What am I doing?

My girlfriend will kick the shit out of you.

Thursday, April 23, 2009

Stabbed in the Nuts

So I had the weirdest dream last night.

Some back story: I rarely ever dream. Like good movies starring Ben Stiller, they only come by once in a blue moon (Okay, not fair, Mr. Stiller makes good movies, if you like making fun of retards). When I do have a dream, it's usually insanely disturbing, in which immense violence is usually visited upon me, proving once and for all that my subconscious really is trying to kill me.

Wahahahahoo

Anyways, to the dream. I was in church arguing with my mother. She wanted me to go to an international school in Switzerland. I have never been to Switzerland, in real life or in dreams, so I had no idea why I would ever imagine going to school there, let alone visit - what's Switzerland good for anyways? All they have are boring things like banks, army knives, and Jon Huber.

My mom got pretty upset when I told her I didn't want to go to school in Switzerland - in fact, she said it was disappointing, and that I always upset her like this. She got up and left, and drove away, leaving me to get home by myself. Dammit.

I walked outside - it was dark and snowy. Luckily, Aaron Ho was randomly standing by the door. "Hey man. Do you have a quarter I can use to call a cab?" I asked. He gave me a quarter and walked with me to the pay phones, which were located near the curb.

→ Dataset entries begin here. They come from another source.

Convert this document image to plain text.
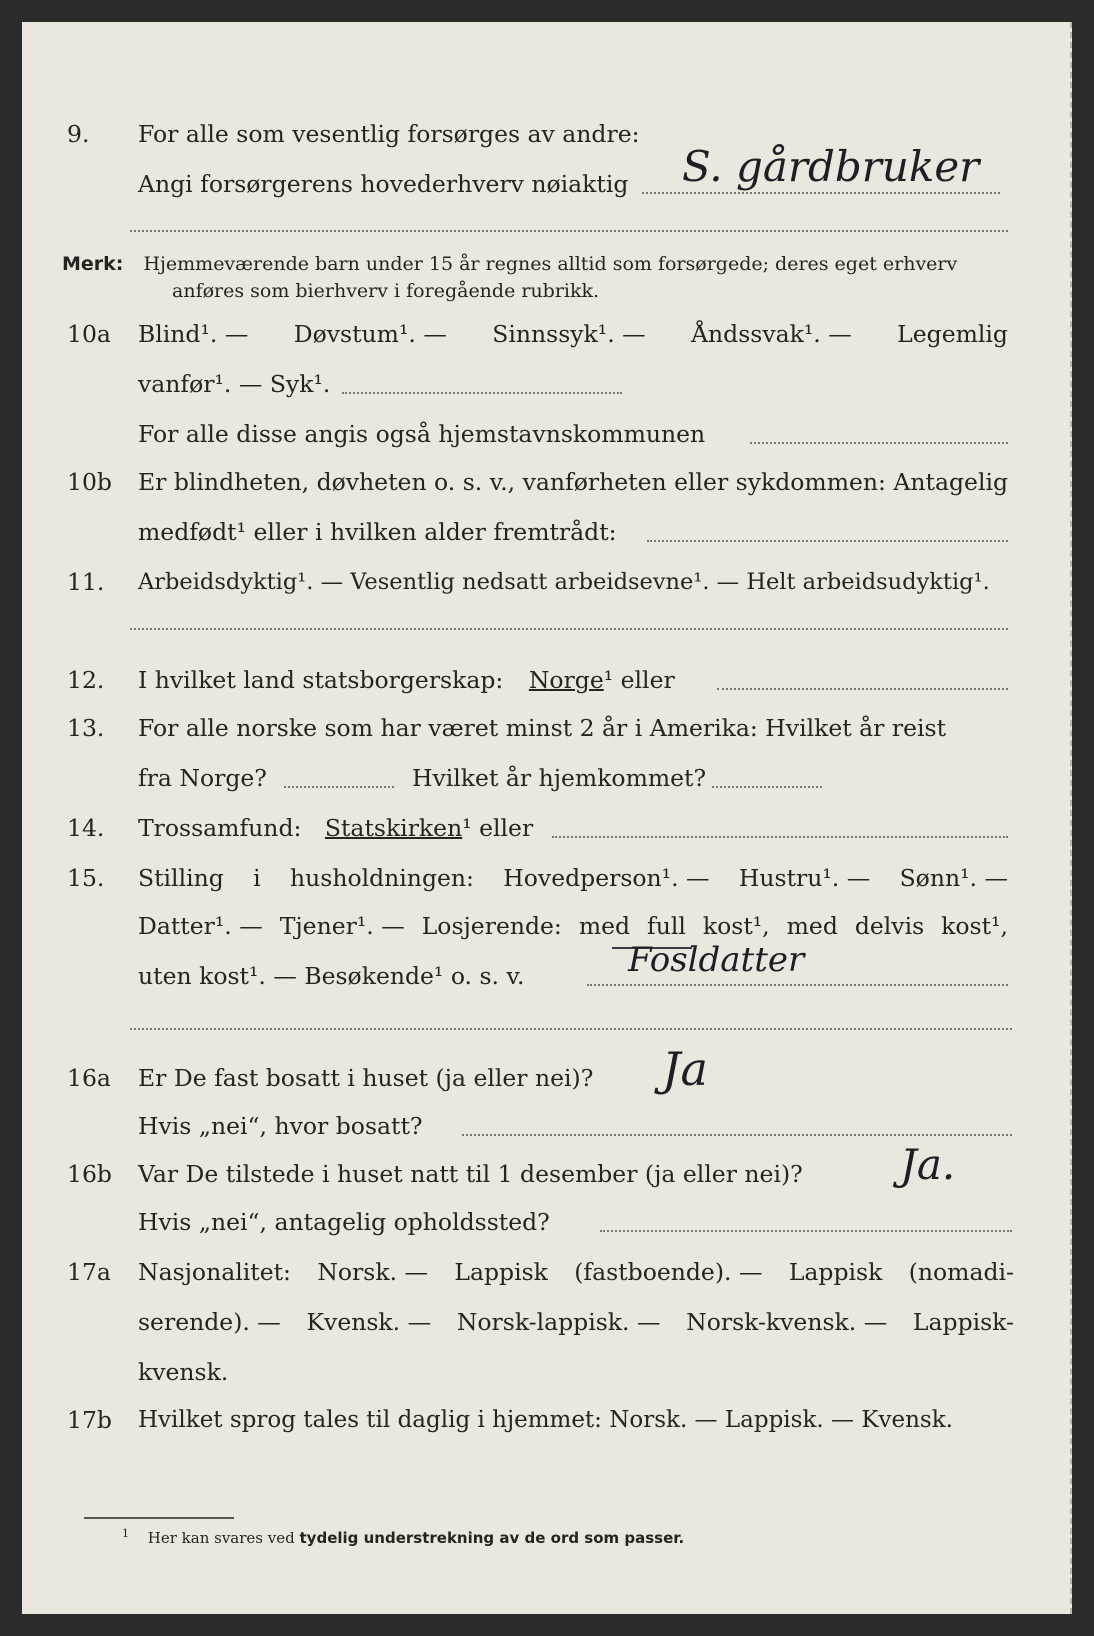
9. For alle som vesentlig forsørges av andre:
Angi forsørgerens hovederhverv nøiaktig S. gårdbruker
Merk: Hjemmeværende barn under 15 år regnes alltid som forsørgede; deres eget erhverv
anføres som bierhverv i foregående rubrikk.
10a Blind¹. — Døvstum¹. — Sinnssyk¹. — Åndssvak¹. — Legemlig
vanfør¹. — Syk¹.
For alle disse angis også hjemstavnskommunen
10b Er blindheten, døvheten o. s. v., vanførheten eller sykdommen: Antagelig
medfødt¹ eller i hvilken alder fremtrådt:
11. Arbeidsdyktig¹. — Vesentlig nedsatt arbeidsevne¹. — Helt arbeidsudyktig¹.
12. I hvilket land statsborgerskap: Norge¹ eller
13. For alle norske som har været minst 2 år i Amerika: Hvilket år reist
fra Norge?	Hvilket år hjemkommet?
14. Trossamfund: Statskirken¹ eller
15. Stilling i husholdningen: Hovedperson¹. — Hustru¹. — Sønn¹. —
Datter¹. — Tjener¹. — Losjerende: med full kost¹, med delvis kost¹,
uten kost¹. — Besøkende¹ o. s. v.	Fosldatter
16a Er De fast bosatt i huset (ja eller nei)? Ja
Hvis „nei“, hvor bosatt?
16b Var De tilstede i huset natt til 1 desember (ja eller nei)? Ja.
Hvis „nei“, antagelig opholdssted?
17a Nasjonalitet: Norsk. — Lappisk (fastboende). — Lappisk (nomadi-
serende). — Kvensk. — Norsk-lappisk. — Norsk-kvensk. — Lappisk-
kvensk.
17b Hvilket sprog tales til daglig i hjemmet: Norsk. — Lappisk. — Kvensk.
$^1$ Her kan svares ved tydelig understrekning av de ord som passer.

I started dialing the number and was about to finish when Aaron suddenly poked me. "Yo. Watch out."

Through the snow, a man in a white T-shirt and blue jeans approached us, despite the cold. He was stumbling and obviously intoxicated - he reeked of alcohol. "Heeeeey, hey..." he slurred. "Gnasyyearrghh."

"Whoa." I hung up the phone with a click and backed away. "Look man, I don't want any trouble."

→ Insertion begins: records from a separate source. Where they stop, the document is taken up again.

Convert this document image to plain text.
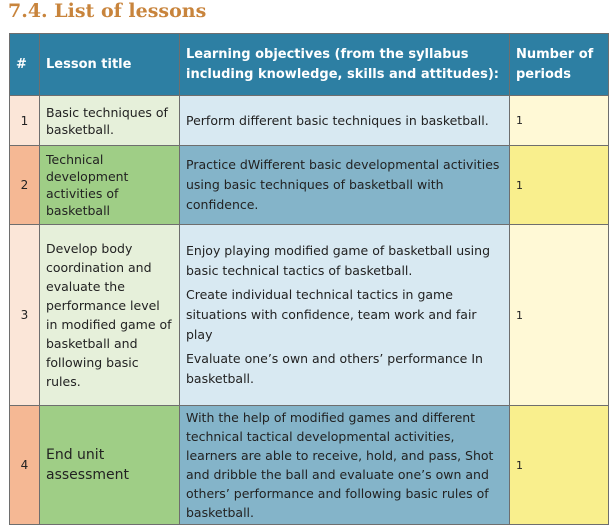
7.4. List of lessons
#	Lesson title	Learning objectives (from the syllabus including knowledge, skills and attitudes):	Number of periods
1	Basic techniques of basketball.	Perform different basic techniques in basketball.	1
2	Technical development activities of basketball	Practice dWifferent basic developmental activities using basic techniques of basketball with confidence.	1
3	Develop body coordination and evaluate the performance level in modified game of basketball and following basic rules.	Enjoy playing modified game of basketball using basic technical tactics of basketball.
Create individual technical tactics in game situations with confidence, team work and fair play
Evaluate one’s own and others’ performance In basketball.	1
4	End unit assessment	With the help of modified games and different technical tactical developmental activities, learners are able to receive, hold, and pass, Shot and dribble the ball and evaluate one’s own and others’ performance and following basic rules of basketball.	1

A voice behind me suddenly called, "Hey! Hey, get away from those guys! Stand down!" It was the chef from the church (I have no idea why there was a chef. Maybe they need him to make the Eucharist fluffy and tasty?), standing on the steps and waving at us.

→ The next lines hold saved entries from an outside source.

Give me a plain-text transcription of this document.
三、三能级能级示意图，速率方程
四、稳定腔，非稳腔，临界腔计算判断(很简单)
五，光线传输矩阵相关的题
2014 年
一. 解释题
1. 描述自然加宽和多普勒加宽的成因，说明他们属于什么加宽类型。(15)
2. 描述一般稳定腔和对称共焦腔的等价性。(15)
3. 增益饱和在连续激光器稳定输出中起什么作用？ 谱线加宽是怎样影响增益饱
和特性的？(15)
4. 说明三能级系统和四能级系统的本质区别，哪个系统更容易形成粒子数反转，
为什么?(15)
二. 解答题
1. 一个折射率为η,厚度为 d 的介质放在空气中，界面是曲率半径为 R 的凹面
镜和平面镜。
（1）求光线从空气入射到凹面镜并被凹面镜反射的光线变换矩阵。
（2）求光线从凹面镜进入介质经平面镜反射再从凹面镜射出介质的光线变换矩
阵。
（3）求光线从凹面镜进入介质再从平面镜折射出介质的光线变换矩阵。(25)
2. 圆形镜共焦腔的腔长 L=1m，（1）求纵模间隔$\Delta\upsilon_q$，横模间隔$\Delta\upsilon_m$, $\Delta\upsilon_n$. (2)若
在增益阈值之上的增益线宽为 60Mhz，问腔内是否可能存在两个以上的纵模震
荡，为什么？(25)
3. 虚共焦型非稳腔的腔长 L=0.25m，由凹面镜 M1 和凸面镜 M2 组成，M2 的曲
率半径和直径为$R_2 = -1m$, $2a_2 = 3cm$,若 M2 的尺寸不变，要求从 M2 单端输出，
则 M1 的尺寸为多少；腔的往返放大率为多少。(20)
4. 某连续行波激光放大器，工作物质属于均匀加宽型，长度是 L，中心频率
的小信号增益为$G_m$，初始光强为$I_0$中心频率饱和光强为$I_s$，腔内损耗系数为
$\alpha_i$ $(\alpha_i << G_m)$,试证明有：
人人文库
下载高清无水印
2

I turned back to the drunk. He was really close now, within arm's reach. I suddenly grabbed him from behind, pinning his arms to his side. He started to make agitated moans, struggling to free himself, but I held on, shouting at him to just stop before he hurt himself.

Suddenly, Aaron yelled, "Look out!" and I heard a sharp "Snickt!" Before I knew what was happening, the man bent over, reached between his legs with a hand, and stabbed me in the left nut with a switchblade. I felt the cold metal slide into my body on a primitive level and as the shock hit me, I woke up.

My special bits were cradled gently in my hand, and my heart was pounding. Fuck my subconcious, seriously.

1 comment:

  1. I was fully amused by the random chef in the church.

    p.s. I hope your special bits are okay.